In a Facebook post on Wednesday (15 July), Mr Khoo said he tried out the Ministry of Manpower (MOM) employment pass (EP) eligibility test to illustrate the argument that there has been no “free access” when it comes to EPs.
He said, “But when the bar is too low, it can be equivalent to “free”, particularly when there is no cap or quota.”
For his test, Mr Khoo used an example of an Indian National who graduated from the University of Hyderabad in India which has a rating of 601-650 in the QS Global Ranking for universities.
For reference, Mr Khoo noted that NUS and NTU are ranked 11th and 12th respectively while India’s top universities are “only at best in the top 200 ranking”.
Mr Khoo’s fictitious applicant has also “worked for 6 years and is applying for an IT service Manager job in Singapore that pays $7000 a month”.

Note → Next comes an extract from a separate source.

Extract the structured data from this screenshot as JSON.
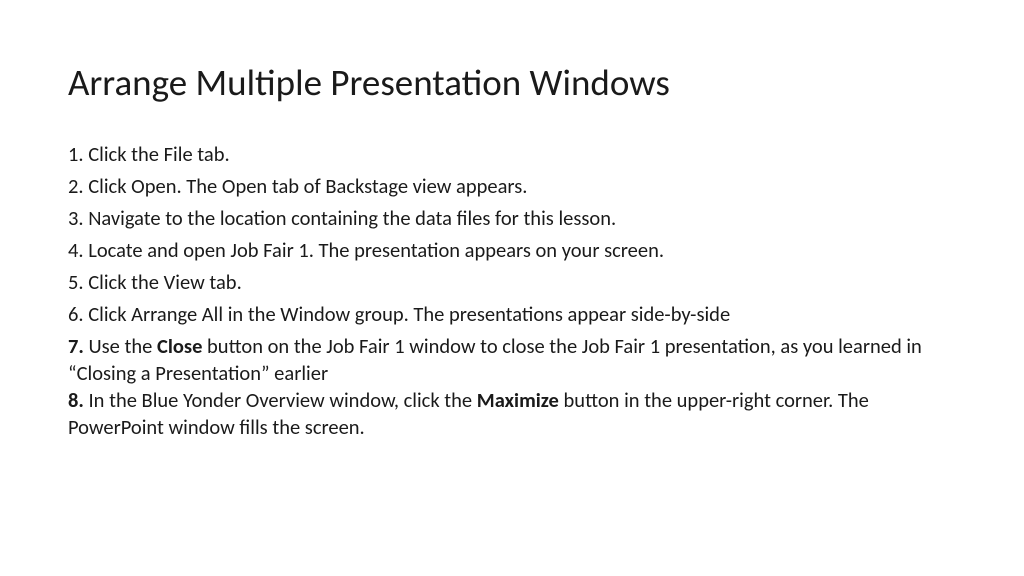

The results, which Mr Khoo shared in screenshots, shows that the applicant does qualify for an EP subject to other checks such as “employer’s eligibility” and the applicant’s history.
Mr Khoo asked in his post: “Now take a step back and think about the number of universities in India, and the number of graduates they will produce.
“What do you think will be the end result if every good paying PMET job available in Singapore is open to India and the world?”
In the comments section of his post, Mr Khoo said that he thinks it would be better to have some form of limits on EPs, acknowledging that “This has to be carefully considered as we do need to have some foreign talents in Singapore.”
“The important question is how many and of what quality,” he added.
One netizen shared how their former boss, an Indian national, was “very fond of getting” his Indian colleagues from the company’s Mumbai branch to understudy them.
Mr Khoo then shared the experience of a fellow PSP member in a senior role who had to take on a waitressing job when she was “replaced by [a foreign] understudy after 4 months”.